American Higher Education Transformed, Smith & Bender, eds.

American Higher Education Transformed, 1940-2005: Documenting the National Discourse, Wilson Smith and Thomas Bender, eds., Johns Hopkins University, 2008

Smith and Bender’s book is a small encyclopedia of primary source documents about higher education.  A short introductory section provides an overview of key topics.  The editors chose an interesting structure of broad categories:

  • The Terrain
  • Expanding and Reshaping
  • Liberal Arts
  • Graduate Studies
  • Disciplines and Interdisciplinarity
  • Academic Profession
  • Conflicts on and Beyond Campus
  • Governments, Foundations and Corporations
  • Courts and Equal Opportunities
  • Academic Freedom
  • Rights of Students
  • Academic Administration

Within each part, subsections often structure materials further, and within that, chronology dictates order. The selection of pieces in very good, particularly from the perspective of ideas and values that resonate with faculty. Multiple perspectives are present and social science lens could be applied to academia through some of the work.
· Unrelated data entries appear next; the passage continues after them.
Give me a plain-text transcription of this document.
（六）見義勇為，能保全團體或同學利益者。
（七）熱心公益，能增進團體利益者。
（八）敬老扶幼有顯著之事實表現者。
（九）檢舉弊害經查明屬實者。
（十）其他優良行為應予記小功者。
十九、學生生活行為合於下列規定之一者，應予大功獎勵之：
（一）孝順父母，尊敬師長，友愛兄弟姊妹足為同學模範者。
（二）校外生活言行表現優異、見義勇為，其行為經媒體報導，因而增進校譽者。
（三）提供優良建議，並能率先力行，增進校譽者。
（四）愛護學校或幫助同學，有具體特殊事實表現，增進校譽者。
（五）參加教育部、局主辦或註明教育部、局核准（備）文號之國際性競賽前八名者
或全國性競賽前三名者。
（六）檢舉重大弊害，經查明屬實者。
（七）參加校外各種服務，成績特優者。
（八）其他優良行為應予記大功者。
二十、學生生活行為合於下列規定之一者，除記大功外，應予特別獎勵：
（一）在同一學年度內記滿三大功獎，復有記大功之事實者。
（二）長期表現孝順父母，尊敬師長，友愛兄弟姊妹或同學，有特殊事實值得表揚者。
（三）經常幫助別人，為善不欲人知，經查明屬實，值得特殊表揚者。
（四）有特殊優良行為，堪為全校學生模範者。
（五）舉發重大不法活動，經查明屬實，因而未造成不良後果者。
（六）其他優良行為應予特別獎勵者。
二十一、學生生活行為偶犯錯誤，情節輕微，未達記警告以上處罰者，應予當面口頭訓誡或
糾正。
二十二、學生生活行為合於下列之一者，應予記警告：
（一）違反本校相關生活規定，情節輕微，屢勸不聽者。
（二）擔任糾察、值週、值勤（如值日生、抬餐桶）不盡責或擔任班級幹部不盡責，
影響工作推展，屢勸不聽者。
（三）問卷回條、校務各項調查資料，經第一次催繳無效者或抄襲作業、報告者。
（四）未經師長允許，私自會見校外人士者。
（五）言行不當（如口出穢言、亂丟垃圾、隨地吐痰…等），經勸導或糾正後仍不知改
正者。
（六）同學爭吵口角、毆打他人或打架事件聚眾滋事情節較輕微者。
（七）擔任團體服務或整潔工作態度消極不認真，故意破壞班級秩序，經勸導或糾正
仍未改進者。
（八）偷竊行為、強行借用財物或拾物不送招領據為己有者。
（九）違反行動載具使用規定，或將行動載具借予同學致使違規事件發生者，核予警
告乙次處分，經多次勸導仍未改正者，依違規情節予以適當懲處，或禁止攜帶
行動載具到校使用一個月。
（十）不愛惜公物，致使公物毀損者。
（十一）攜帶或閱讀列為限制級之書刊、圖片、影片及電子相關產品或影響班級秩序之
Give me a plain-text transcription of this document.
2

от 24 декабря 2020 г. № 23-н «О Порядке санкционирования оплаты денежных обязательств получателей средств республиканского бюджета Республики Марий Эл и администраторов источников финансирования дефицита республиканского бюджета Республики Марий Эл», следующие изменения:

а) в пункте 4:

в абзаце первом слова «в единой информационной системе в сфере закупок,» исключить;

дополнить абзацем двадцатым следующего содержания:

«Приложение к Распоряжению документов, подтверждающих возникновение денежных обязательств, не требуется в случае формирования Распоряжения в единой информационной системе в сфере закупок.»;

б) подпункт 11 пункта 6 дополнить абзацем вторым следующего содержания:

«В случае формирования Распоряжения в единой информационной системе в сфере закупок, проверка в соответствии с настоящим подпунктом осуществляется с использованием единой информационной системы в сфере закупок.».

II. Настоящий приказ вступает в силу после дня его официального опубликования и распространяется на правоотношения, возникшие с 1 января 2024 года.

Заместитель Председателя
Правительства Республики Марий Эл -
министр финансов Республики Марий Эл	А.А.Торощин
That is not its primary thrust, however. Implicit in this collection is the power of ideas to transform higher education.

The vast scope of the documents highlights the dynamism inherent in higher education. We seek to understand, harness, critique and champion it. In addition to well-known articles and reports, the collection contains many unexpected gems. It is worth reading, worth referencing, and worth having nearby.